Ci siamo accampati qui, nella città morta, dopo aver guadato le acque scure del Yanayacu; sui muri di blocchi di pietra, teste di uomini-gatto; io e i miei compagni ci riposiamo nel Castello di massi bianchi e neri, attacchiamo alle gengive un grumo di sciroppo denso di ambil e coca. Domani gli elicotteri ci porteranno sulla Cordigliera: la Selva è persa, ormai, dice il Capitano. Ma se la Selva è persa, tutto il mondo è perso.

 

Johnathan colpisce il tronco di ceiba con il manguaré macho che da tempo è vedovo: l’altro, la femmina, fu venduto ad un gringo che pagò bene per il tronco bucato.

Il ragazzo trasmette messaggi ad altri Boras che sono riuniti più all’interno, nel villaggio di San Andrés, loro ultimo rifugio. Se sapesse cos’altro fare, probabilmente lo farebbe.

Per ora Johnathan desidera solo rallegrare noi, estranei giunti senza permesso al suo piccolo spazio senza nome. Sulle rive del rio Momón, affluente del Nanay, i Boras hanno costruito una capanna enorme che serve da laboratorio, sala per le assemblee e fiera.

I suoi gesti indicano che non si trova a suo agio con i soldati. Le donne e gli uomini sono stanchi, rassegnati alla nuova vita, vorrebbero tornare a non dipendere da altri come accade ora. Essere e vivere come prima, quando danzavano e cantavano liberi.
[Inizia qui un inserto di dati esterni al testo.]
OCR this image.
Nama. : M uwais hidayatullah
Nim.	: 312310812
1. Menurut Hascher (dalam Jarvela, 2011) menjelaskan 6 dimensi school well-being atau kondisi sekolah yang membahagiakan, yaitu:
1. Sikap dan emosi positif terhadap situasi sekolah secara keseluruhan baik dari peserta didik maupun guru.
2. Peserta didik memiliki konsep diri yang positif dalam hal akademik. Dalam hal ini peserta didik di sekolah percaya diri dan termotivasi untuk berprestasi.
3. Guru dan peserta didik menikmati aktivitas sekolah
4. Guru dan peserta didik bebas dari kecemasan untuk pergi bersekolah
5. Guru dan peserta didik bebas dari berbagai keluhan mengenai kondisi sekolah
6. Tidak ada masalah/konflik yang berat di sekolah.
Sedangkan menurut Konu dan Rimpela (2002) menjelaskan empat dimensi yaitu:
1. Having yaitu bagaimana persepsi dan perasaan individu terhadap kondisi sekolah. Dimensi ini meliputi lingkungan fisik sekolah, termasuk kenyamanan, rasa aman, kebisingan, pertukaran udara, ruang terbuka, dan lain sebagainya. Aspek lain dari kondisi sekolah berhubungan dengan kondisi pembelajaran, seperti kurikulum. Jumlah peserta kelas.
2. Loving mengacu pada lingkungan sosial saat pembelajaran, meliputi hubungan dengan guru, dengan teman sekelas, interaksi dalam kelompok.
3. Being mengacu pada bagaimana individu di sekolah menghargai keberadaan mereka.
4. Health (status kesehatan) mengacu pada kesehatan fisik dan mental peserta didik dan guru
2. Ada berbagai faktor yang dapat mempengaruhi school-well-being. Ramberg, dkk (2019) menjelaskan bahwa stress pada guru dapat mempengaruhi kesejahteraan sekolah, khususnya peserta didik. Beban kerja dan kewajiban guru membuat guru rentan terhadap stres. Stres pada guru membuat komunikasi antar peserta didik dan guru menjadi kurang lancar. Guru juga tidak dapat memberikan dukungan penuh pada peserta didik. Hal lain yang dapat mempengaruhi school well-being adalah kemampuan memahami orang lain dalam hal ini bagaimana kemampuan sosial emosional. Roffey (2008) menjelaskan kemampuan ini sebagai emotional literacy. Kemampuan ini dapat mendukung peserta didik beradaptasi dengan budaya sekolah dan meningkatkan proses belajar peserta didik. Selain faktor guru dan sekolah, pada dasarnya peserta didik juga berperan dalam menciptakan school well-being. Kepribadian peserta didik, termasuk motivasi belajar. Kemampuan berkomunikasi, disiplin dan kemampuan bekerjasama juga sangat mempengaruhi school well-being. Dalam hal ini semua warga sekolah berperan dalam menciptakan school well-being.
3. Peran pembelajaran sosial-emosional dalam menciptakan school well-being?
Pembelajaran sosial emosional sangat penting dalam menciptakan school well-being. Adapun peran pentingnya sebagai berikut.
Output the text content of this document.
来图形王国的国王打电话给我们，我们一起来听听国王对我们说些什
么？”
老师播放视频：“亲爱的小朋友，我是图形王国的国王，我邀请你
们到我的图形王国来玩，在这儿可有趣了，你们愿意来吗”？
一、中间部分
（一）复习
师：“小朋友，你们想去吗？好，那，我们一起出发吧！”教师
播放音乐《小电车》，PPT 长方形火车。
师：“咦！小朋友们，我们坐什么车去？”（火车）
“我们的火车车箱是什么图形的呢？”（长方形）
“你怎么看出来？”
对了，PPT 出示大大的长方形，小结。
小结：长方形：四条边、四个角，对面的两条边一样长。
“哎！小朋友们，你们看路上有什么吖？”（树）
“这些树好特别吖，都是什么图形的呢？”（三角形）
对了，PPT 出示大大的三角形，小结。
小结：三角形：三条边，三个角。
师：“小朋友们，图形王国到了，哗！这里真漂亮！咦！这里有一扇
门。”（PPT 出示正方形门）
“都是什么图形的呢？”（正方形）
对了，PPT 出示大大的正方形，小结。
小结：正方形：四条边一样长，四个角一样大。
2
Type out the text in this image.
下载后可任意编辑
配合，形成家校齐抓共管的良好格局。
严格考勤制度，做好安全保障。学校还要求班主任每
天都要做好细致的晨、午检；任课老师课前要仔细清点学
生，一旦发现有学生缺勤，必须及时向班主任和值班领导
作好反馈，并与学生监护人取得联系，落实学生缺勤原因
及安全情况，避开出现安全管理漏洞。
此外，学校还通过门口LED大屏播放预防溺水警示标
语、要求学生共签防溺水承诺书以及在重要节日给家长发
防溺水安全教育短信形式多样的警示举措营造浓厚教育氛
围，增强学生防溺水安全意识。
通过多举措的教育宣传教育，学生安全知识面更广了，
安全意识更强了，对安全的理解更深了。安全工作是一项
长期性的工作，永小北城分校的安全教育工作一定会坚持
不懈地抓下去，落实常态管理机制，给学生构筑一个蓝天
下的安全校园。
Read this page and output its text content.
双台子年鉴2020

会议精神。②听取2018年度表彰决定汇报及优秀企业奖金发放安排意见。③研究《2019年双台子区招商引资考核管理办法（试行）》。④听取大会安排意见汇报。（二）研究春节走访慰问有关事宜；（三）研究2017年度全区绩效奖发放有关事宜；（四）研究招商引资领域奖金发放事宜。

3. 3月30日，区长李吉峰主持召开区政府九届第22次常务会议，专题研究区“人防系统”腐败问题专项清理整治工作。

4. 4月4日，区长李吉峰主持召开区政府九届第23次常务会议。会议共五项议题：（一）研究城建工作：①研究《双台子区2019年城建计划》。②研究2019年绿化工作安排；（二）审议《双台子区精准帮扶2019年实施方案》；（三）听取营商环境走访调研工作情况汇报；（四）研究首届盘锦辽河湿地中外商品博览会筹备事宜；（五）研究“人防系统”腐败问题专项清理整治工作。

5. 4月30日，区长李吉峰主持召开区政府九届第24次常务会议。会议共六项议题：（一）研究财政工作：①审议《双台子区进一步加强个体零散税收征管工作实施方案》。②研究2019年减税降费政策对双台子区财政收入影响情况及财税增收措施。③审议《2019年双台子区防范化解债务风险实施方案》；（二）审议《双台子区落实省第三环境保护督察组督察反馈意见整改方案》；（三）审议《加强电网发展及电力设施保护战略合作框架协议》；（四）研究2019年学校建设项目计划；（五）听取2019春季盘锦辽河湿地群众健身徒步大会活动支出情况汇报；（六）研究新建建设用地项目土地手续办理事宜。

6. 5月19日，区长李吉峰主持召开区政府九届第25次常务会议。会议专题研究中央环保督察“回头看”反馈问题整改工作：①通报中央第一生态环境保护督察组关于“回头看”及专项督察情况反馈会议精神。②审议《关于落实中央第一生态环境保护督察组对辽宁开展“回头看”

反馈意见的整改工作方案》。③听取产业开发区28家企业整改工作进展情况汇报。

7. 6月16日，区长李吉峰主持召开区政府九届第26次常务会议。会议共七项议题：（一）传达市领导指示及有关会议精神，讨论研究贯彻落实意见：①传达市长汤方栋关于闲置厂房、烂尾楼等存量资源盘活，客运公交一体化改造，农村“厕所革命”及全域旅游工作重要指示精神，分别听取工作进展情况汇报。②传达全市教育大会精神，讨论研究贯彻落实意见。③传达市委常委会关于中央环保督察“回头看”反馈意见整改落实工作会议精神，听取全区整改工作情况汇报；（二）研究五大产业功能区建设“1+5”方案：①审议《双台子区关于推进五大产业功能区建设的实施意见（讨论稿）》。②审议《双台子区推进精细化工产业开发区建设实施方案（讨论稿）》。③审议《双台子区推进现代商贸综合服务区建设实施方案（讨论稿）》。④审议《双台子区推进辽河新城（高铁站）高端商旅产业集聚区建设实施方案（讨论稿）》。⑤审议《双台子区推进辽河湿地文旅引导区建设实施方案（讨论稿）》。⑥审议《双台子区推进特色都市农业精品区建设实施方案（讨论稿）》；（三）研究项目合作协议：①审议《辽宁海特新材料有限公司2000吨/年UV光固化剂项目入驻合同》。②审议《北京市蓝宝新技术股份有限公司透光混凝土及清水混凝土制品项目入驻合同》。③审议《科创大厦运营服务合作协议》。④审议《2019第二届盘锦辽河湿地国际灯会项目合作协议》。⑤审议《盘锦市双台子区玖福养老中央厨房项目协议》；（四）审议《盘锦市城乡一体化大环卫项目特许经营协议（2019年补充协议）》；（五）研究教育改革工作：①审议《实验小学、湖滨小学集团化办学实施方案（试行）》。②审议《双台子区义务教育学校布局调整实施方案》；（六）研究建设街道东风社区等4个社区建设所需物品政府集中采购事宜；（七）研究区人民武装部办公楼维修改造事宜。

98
- Siamo rimasti in circa trecento nel villaggio di San Andrés, ma non siamo più Boras autentici. Ora c’è mescolanza di Boras con Huitotos e con voi Yaguas”, spiega Johnathan, il futuro curaca.

Dall’inizio della guerra non hanno più terre libere per cacciare o raccogliere frutta. Non gli rimane nemmeno lo spazio per seminare yuca o riso e ancora meno animali da catturare.

Uomini e donne si arrangiano coprendo le baracche di legno con sacchi di plastica o canne intrecciate. Cibo scarso e poca acqua, sporca e contaminata.

Mozombite, la nostra guida, ringrazia Rafael, il padre di Johnathan: i Boras aiutano l’esercito inviando messaggi con i loro manguarés, attraverso i quali ci comunicano la posizione del nemico.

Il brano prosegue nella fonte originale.